Bu durumda Hıristiyanlar hem milliyetçilerin hem de dincilerin desteğini yitirmiş oldular. Şimdi gerçek bir solun da yokluğunda, bütünüyle baskıcı iktidarların veya dış güçlerin himayesine muhtaç durumdalar. Yeni bir durum değil bu. Bölgedeki Hıristiyanlar 19. yüzyılın yarılarından itibaren güvenlikleri için Batılı ülkelere bel bağladılar, Batılılarsa etki alanlarını genişletmek için bölgedeki Hıristiyanları kullandılar.

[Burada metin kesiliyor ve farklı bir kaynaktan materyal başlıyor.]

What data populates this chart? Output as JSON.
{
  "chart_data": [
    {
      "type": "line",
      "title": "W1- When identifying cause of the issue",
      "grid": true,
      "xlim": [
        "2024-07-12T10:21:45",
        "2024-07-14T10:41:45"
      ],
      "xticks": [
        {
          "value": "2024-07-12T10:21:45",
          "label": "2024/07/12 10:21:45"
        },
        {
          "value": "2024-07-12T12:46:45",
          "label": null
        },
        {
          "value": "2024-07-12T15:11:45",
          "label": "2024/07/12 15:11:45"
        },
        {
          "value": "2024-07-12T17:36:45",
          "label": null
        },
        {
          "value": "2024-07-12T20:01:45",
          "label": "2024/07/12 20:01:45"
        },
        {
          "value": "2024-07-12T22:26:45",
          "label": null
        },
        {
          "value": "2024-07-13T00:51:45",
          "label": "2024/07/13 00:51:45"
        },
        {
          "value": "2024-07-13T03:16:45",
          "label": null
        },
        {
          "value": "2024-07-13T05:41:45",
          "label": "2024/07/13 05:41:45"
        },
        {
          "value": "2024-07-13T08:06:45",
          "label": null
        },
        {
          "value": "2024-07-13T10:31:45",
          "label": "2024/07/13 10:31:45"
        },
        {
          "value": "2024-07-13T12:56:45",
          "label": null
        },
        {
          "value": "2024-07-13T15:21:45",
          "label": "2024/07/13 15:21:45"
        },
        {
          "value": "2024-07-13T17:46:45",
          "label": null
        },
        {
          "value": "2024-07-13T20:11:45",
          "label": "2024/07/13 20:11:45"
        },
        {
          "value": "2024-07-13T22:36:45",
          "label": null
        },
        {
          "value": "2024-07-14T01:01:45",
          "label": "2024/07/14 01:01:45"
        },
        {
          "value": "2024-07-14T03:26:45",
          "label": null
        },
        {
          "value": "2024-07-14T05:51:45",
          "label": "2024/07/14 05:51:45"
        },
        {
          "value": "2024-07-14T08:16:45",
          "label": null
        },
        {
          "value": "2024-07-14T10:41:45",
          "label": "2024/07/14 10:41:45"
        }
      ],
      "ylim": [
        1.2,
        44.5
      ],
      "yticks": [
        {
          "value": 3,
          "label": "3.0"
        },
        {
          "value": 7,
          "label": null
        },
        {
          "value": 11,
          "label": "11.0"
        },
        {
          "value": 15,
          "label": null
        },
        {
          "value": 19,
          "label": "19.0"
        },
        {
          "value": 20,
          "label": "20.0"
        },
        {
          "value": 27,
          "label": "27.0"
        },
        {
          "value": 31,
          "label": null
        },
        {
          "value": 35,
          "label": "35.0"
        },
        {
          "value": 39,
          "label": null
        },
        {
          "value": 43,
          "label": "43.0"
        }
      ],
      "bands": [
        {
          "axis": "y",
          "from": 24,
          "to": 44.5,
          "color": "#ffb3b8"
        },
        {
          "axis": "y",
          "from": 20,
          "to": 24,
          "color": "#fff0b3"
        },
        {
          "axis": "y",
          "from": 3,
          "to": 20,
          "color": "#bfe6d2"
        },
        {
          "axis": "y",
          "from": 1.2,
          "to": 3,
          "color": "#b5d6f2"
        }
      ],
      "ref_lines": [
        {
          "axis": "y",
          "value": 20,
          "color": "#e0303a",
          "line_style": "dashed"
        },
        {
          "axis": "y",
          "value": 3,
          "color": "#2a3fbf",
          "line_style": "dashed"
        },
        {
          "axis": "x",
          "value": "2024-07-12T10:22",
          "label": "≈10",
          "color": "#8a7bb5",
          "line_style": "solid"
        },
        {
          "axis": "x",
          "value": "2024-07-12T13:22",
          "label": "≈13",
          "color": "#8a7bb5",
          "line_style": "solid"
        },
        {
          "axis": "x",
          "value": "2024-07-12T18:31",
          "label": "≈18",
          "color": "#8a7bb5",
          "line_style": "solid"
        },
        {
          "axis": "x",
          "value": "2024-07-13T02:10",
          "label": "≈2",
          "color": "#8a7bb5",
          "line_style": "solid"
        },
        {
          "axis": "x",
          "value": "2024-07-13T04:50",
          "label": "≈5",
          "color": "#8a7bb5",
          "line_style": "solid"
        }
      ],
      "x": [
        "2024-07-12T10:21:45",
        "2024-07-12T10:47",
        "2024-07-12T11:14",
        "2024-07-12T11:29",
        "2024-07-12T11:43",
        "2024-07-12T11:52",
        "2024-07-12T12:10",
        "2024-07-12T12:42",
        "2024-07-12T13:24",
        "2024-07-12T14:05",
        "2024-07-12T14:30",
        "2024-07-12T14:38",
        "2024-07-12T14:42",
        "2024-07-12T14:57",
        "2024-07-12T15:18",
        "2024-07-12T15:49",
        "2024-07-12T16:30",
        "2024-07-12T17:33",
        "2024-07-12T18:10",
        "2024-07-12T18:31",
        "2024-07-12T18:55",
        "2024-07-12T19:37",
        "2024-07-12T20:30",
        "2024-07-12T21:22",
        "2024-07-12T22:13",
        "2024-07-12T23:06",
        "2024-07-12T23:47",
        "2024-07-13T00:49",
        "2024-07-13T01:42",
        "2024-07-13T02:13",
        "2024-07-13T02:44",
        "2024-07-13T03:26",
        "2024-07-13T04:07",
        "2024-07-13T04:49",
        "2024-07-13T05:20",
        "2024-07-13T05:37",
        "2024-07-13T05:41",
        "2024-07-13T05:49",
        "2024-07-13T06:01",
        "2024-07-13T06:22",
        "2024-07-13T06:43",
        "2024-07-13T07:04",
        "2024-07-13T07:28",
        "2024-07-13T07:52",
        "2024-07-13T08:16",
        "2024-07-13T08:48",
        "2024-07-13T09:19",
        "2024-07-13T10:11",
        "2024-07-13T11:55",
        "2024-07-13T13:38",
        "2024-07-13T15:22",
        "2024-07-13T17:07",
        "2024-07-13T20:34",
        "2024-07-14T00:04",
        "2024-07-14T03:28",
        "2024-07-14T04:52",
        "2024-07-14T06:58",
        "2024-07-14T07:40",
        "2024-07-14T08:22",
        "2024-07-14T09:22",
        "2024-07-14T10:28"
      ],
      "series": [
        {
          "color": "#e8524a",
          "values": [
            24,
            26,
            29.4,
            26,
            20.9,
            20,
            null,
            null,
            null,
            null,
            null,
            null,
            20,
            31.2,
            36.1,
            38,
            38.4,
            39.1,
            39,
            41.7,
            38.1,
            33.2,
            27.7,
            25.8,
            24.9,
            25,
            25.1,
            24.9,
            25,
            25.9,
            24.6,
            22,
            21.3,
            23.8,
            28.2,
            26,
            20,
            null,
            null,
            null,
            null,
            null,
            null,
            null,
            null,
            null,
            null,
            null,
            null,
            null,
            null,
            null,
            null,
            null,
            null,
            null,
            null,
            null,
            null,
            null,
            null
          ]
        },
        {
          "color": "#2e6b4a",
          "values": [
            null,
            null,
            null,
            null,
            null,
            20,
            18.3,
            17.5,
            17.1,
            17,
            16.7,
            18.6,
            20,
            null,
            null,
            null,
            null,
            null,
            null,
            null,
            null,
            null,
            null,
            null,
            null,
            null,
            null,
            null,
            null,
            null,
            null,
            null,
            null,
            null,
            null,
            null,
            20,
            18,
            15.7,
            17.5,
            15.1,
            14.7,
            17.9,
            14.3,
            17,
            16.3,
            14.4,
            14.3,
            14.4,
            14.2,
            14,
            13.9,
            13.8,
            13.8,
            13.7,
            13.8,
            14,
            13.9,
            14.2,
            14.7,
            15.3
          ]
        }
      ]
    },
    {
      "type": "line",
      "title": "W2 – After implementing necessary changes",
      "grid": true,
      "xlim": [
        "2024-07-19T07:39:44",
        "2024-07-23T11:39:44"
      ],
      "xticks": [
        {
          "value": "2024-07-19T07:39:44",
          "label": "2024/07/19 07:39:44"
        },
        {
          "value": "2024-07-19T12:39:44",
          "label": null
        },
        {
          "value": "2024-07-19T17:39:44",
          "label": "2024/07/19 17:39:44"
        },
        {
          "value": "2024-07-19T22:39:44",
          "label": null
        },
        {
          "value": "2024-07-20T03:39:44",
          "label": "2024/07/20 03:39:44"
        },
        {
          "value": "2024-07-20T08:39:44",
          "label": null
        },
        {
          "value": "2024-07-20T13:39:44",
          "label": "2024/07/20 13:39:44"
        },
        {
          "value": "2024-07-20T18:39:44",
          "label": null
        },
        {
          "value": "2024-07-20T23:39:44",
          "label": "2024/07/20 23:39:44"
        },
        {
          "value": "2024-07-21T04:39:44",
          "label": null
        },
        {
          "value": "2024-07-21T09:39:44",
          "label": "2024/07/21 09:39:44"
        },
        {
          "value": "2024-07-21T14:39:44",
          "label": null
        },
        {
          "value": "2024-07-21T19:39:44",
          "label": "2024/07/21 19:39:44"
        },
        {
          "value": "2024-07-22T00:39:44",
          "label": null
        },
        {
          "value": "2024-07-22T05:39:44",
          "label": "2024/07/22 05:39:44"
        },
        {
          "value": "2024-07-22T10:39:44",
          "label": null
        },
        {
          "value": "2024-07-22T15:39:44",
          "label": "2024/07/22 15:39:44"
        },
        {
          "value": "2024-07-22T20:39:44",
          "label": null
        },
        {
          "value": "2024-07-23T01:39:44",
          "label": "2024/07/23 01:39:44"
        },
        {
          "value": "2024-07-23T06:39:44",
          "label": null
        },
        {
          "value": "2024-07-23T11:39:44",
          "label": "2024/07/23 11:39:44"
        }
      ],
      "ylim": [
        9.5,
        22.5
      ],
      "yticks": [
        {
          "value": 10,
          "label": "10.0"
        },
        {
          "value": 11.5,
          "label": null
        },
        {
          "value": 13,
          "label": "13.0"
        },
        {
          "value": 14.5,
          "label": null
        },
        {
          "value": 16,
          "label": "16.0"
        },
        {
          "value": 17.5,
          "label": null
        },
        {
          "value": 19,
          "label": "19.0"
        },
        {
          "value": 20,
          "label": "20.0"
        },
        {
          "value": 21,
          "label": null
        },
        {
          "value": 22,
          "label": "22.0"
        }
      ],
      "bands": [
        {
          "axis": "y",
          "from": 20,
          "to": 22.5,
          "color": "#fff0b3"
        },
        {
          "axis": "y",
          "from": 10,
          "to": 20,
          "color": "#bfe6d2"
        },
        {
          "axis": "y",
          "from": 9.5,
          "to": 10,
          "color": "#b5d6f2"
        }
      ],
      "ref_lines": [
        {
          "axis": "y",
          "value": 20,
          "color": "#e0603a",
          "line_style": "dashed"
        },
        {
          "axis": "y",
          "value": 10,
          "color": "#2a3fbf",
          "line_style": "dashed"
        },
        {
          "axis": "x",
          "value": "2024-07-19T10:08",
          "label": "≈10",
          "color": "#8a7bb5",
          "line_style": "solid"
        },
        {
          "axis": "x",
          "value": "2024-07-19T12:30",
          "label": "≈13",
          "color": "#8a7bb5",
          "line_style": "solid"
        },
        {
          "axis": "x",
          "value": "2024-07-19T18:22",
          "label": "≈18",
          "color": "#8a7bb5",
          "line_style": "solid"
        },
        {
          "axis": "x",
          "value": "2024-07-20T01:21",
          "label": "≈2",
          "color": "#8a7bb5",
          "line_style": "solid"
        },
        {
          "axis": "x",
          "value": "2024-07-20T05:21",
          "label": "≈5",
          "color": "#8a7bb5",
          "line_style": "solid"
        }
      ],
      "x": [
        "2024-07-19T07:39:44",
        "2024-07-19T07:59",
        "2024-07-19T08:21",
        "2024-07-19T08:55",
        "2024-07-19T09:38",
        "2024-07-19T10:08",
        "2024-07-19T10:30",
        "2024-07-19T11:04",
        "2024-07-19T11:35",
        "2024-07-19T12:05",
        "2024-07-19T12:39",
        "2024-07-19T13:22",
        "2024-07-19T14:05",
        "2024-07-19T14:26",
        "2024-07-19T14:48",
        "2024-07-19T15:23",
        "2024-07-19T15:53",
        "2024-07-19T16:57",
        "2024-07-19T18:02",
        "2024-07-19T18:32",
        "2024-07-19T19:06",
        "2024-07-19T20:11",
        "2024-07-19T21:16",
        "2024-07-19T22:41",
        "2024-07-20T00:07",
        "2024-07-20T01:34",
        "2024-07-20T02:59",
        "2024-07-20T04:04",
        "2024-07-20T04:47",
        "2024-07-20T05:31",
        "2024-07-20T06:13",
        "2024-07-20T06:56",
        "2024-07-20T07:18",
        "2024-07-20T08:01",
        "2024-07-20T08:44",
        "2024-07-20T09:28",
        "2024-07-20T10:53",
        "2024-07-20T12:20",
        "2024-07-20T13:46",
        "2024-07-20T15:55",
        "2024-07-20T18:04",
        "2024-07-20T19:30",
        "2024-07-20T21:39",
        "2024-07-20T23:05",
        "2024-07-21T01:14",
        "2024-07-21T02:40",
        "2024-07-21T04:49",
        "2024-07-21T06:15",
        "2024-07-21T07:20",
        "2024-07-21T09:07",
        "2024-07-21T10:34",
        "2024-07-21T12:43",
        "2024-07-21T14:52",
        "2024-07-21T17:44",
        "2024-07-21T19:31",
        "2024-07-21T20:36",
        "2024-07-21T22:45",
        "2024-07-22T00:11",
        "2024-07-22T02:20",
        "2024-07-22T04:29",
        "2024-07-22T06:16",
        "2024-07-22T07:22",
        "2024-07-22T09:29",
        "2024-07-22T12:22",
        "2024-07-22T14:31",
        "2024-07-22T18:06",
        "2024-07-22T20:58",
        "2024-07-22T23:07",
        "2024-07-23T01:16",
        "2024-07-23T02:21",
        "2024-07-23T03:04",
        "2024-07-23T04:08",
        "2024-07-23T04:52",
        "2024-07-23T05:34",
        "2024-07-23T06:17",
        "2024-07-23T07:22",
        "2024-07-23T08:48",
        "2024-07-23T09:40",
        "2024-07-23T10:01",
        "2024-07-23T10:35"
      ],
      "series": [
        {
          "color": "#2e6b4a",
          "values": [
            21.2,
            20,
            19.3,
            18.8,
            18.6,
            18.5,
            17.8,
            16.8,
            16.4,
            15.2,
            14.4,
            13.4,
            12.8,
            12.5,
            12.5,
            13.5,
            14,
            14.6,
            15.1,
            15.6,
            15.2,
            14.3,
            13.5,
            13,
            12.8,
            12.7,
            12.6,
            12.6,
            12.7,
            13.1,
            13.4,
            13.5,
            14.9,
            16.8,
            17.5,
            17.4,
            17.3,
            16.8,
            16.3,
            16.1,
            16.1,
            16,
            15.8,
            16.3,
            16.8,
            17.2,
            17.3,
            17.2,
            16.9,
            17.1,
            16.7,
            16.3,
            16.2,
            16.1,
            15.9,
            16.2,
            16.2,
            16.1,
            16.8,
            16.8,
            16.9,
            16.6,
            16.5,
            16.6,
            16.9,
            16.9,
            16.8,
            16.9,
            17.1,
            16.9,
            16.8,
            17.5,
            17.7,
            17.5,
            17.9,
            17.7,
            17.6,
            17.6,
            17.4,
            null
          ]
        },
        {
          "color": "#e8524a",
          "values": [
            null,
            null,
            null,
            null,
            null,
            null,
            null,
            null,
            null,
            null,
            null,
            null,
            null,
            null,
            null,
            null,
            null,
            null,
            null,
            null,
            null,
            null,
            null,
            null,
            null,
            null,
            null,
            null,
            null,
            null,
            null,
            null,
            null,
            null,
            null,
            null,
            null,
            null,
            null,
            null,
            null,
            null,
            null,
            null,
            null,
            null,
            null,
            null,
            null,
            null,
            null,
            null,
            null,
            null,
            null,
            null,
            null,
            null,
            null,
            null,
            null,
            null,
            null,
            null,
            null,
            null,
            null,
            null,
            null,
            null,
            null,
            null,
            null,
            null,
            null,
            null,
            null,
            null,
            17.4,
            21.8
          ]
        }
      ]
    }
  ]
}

Hıristiyanlar Ortadoğu’da er geç dini referanslı hareketlerin muktedir olacaklarını görmek zorundalar. Bugünün despot rejimlerine yaslanarak ya da dışarıdan yardım bekleyerek bir yere varamayacaklarını anlamalılar. Doğru politik tavırları benimseyerek ve karşılıklı güvene dayalı anlaşmalar yaparak adil bir duruştan kaynaklanan güce sahip olunabilir. Adil duruş her zaman için insan haklarından yana ve şiddete karşı durmayı, eşitlikçi ve katı önyargılara karşı olmayı gerektirir.

Mısır Ermenilerinin azaldığı doğrudur. Ancak kısmen mutlular Mısır’dan ayrıldıkları için; zira Kanada veya Amerika’ya gitme hevesi her zaman ağır basmıştır. Peki, Irak Hıristiyanları neredeler? Belki genel görünüş ızdırap verici ama Irak Hıristiyanları Amerika’ya yerleştikleri için daha mı mutlular, yoksa daha mı mutsuz? Yoksa Suriye Ermenilerinin bir kısmı da bu altın fırsatı mı bekliyor?